Der Kläger kann einen Anspruch aus ungerechtfertigter Bereicherung auch aus § 822 BGB nicht erfolgreich geltend machen. Der Beklagte weist zu Recht darauf hin, dass seine Mutter ihm die fragliche Summe aus dem Kaufpreiserlös schenkungsweise zu Lebzeiten überwiesen hat und der Formmangel durch die Bewirkung der Leistung geheilt worden ist (§ 518 Abs. 2 BGB). Allerdings hat die zwischenzeitlich verstorbene Mutter der Parteien erst durch den notariellen Vertrag vom 13. Oktober 2003 die faktische Verfügungsmöglichkeit über das Grundstück wiedererhalten, weil der Kläger mit diesem Vertrag die Löschung der zu seinen Gunsten bestehenden Auflassungsvormerkung bewilligt hat. Infolgedessen konnte das Grundstück tatsächlich zu Gunsten der Mutter verkauft werden und ist ihr als Surrogat der Kaufpreiserlös zugeflossen. Einen Teil dieses Kaufpreiserlöses hat sie anschließend dem Beklagten geschenkt und ist insoweit im Sinne von § 818 Abs. 3 BGB entreichert. Deshalb wäre ein Kondiktionsanspruch des Klägers gegen seine Mutter zu Lebzeiten aus § 812 Abs. 1 S. 1, 1. Alt. BGB gescheitert, selbst wenn man mit ihm davon ausgeht, dass das zugrundeliegende Kausalgeschäft, nämlich der Vertrag vom 13. Oktober 2003, insgesamt unwirksam war. Dann aber hätte gerade die Situation des § 822 BGB vorgelegen, weil die Mutter als Erstempfängerin das Erlangte unentgeltlich einem Dritten - eben dem Beklagten - zugewandt hat und infolgedessen (§ 818 Abs. 3 BGB) ihre Verpflichtung zur Herausgabe der Bereicherung ausgeschlossen gewesen wäre.

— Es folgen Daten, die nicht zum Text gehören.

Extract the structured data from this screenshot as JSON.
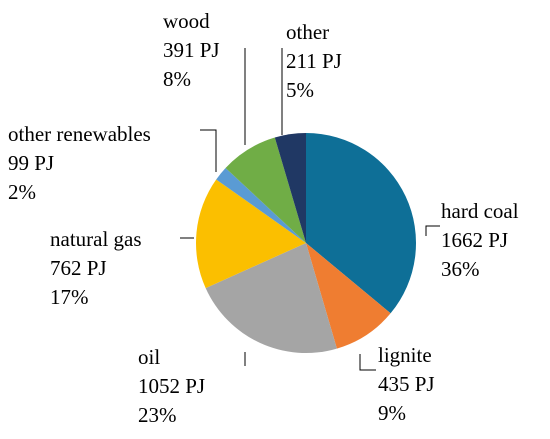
{
  "chart_data": {
    "type": "pie",
    "title": "",
    "unit": "PJ",
    "slices": [
      {
        "label": "hard coal",
        "value": 1662,
        "value_text": "1662 PJ",
        "percent_text": "36%",
        "color": "#0e6f97"
      },
      {
        "label": "lignite",
        "value": 435,
        "value_text": "435 PJ",
        "percent_text": "9%",
        "color": "#ef7d31"
      },
      {
        "label": "oil",
        "value": 1052,
        "value_text": "1052 PJ",
        "percent_text": "23%",
        "color": "#a5a5a5"
      },
      {
        "label": "natural gas",
        "value": 762,
        "value_text": "762 PJ",
        "percent_text": "17%",
        "color": "#fbbf00"
      },
      {
        "label": "other renewables",
        "value": 99,
        "value_text": "99 PJ",
        "percent_text": "2%",
        "color": "#5a9bd4"
      },
      {
        "label": "wood",
        "value": 391,
        "value_text": "391 PJ",
        "percent_text": "8%",
        "color": "#70ad46"
      },
      {
        "label": "other",
        "value": 211,
        "value_text": "211 PJ",
        "percent_text": "5%",
        "color": "#203864"
      }
    ]
  }
}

Ein Anspruch des Klägers aus § 822 BGB greift aber letztlich nicht durch. Zwar ist der Vertrag vom 13. Oktober 2003 nach § 139 BGB insgesamt unwirksam, der Kläger kann sich aber auf die Unwirksamkeitsfolge ausnahmsweise gemäß § 242 BGB nicht berufen. Das ergibt sich aus folgendem:

1.

Bei den in dem Vertrag vom 13. Oktober 2003 angesprochenen Verträgen vom 4. März 1987 zu den Urkundenrollen des Notars Dr. B. Nr. ... und Nr. ... handelt es sich trotz der getrennten Beurkundung um ein einheitliches Rechtsgeschäft im Sinne des § 139 BGB.

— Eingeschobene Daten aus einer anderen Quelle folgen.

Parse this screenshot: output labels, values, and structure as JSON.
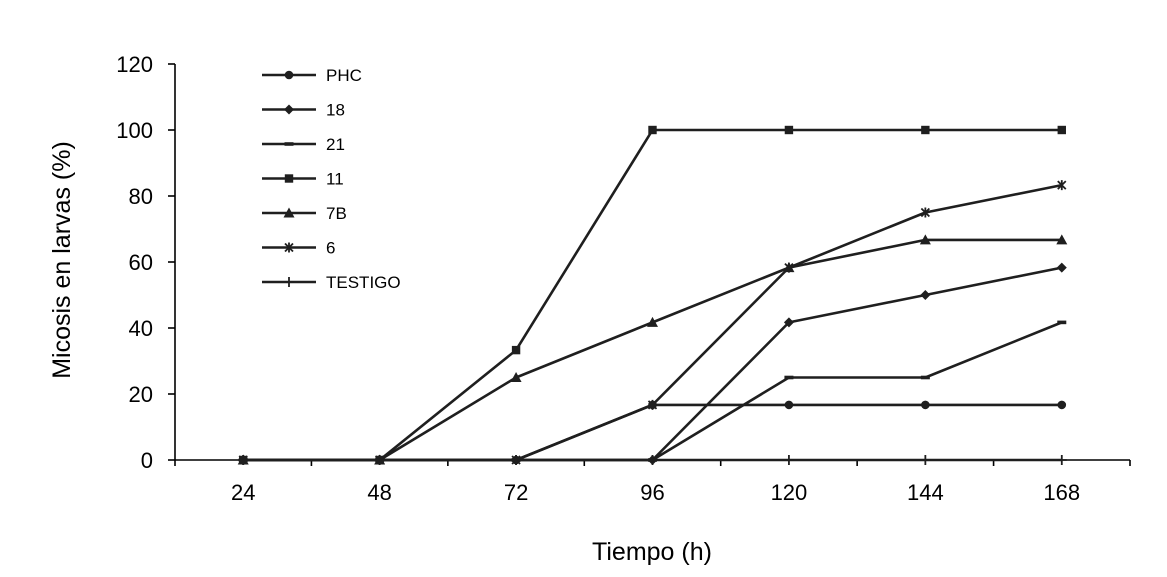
{
  "chart_data": {
    "type": "line",
    "xlabel": "Tiempo (h)",
    "ylabel": "Micosis en larvas (%)",
    "x": [
      24,
      48,
      72,
      96,
      120,
      144,
      168
    ],
    "x_tick_labels": [
      "24",
      "48",
      "72",
      "96",
      "120",
      "144",
      "168"
    ],
    "ylim": [
      0,
      120
    ],
    "y_ticks": [
      0,
      20,
      40,
      60,
      80,
      100,
      120
    ],
    "y_tick_labels": [
      "0",
      "20",
      "40",
      "60",
      "80",
      "100",
      "120"
    ],
    "grid": false,
    "legend_position": "top-left",
    "line_color": "#1f1f1f",
    "series": [
      {
        "name": "PHC",
        "marker": "circle",
        "values": [
          0,
          0,
          0,
          16.7,
          16.7,
          16.7,
          16.7
        ]
      },
      {
        "name": "18",
        "marker": "diamond",
        "values": [
          0,
          0,
          0,
          0,
          41.7,
          50,
          58.3
        ]
      },
      {
        "name": "21",
        "marker": "dash",
        "values": [
          0,
          0,
          0,
          0,
          25,
          25,
          41.7
        ]
      },
      {
        "name": "11",
        "marker": "square",
        "values": [
          0,
          0,
          33.3,
          100,
          100,
          100,
          100
        ]
      },
      {
        "name": "7B",
        "marker": "triangle",
        "values": [
          0,
          0,
          25,
          41.7,
          58.3,
          66.7,
          66.7
        ]
      },
      {
        "name": "6",
        "marker": "asterisk",
        "values": [
          0,
          0,
          0,
          16.7,
          58.3,
          75,
          83.3
        ]
      },
      {
        "name": "TESTIGO",
        "marker": "plus",
        "values": [
          0,
          0,
          0,
          0,
          0,
          0,
          0
        ]
      }
    ]
  }
}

Der Vertrag Nr. 51/1987 ist ohne weiteres als Erbvertrag einzuordnen, wie sich schon aus der insoweit richtig gewählten Überschrift ergibt. Der Wohngebäudegrundstücksüberlassungsvertrag Nr. 49/1987 ist als ein auf den Tod der Überlasser befristetes (gemischtes) Schenkungsversprechen unter Lebenden zu qualifizieren, worin sich die Überlasser endgültig zur Leistung verpflichtet haben, aber vereinbart worden ist, dass die Erfüllung auf die Zeit des Todes des Überlebenden hinausgeschoben wird. Es handelt sich dabei um einen Vertrag, der nicht unter § 2301 Abs. 1 BGB fällt, weil keine Überlebensbedingung vorliegt. Der Kläger hat sich nämlich in diesem Vertrag bereits unmittelbar als teilweise Gegenleistung für die künftige Grundstücksüberlassung verpflichtet, sofort einen Betrag von 15.000,00 DM an den Beklagten, seinen Bruder, zu zahlen. Bei dieser Fallgestaltung kann nicht im Wege der Auslegung angenommen werden, dass die Vertragsbeteiligten die teilweise im Schenkungswege vereinbarte Grundstücksüberlassung nur unter der Bedingung des Überlebens des Beschenkten wollten. Ein solches Geschäft bedarf als reines Rechtsgeschäft unter Lebenden der Form des § 518 BGB, die hier eingehalten ist. Es lässt bereits zu Lebzeiten des Schenkers einen Anspruch entstehen, der bei Vorversterben des Beschenkten auf dessen Erben übergeht (MüKo zum BGB/Musielak, 4. Aufl. 2004, § 2301 Rn. 12; Soergel/Wolff, BGB, 13. Aufl. 2002, § 2301 Rn. 4 und Palandt/Edenhofer, BGB, 64. A. 2005, § 2301 Rn. 4). Im Hinblick auf die Bestimmungen in § 2 des Vertrages - Begünstigung des Beklagten - liegt im Übrigen ein echter Vertrag zu Gunsten Dritter im Sinne des § 328 BGB vor.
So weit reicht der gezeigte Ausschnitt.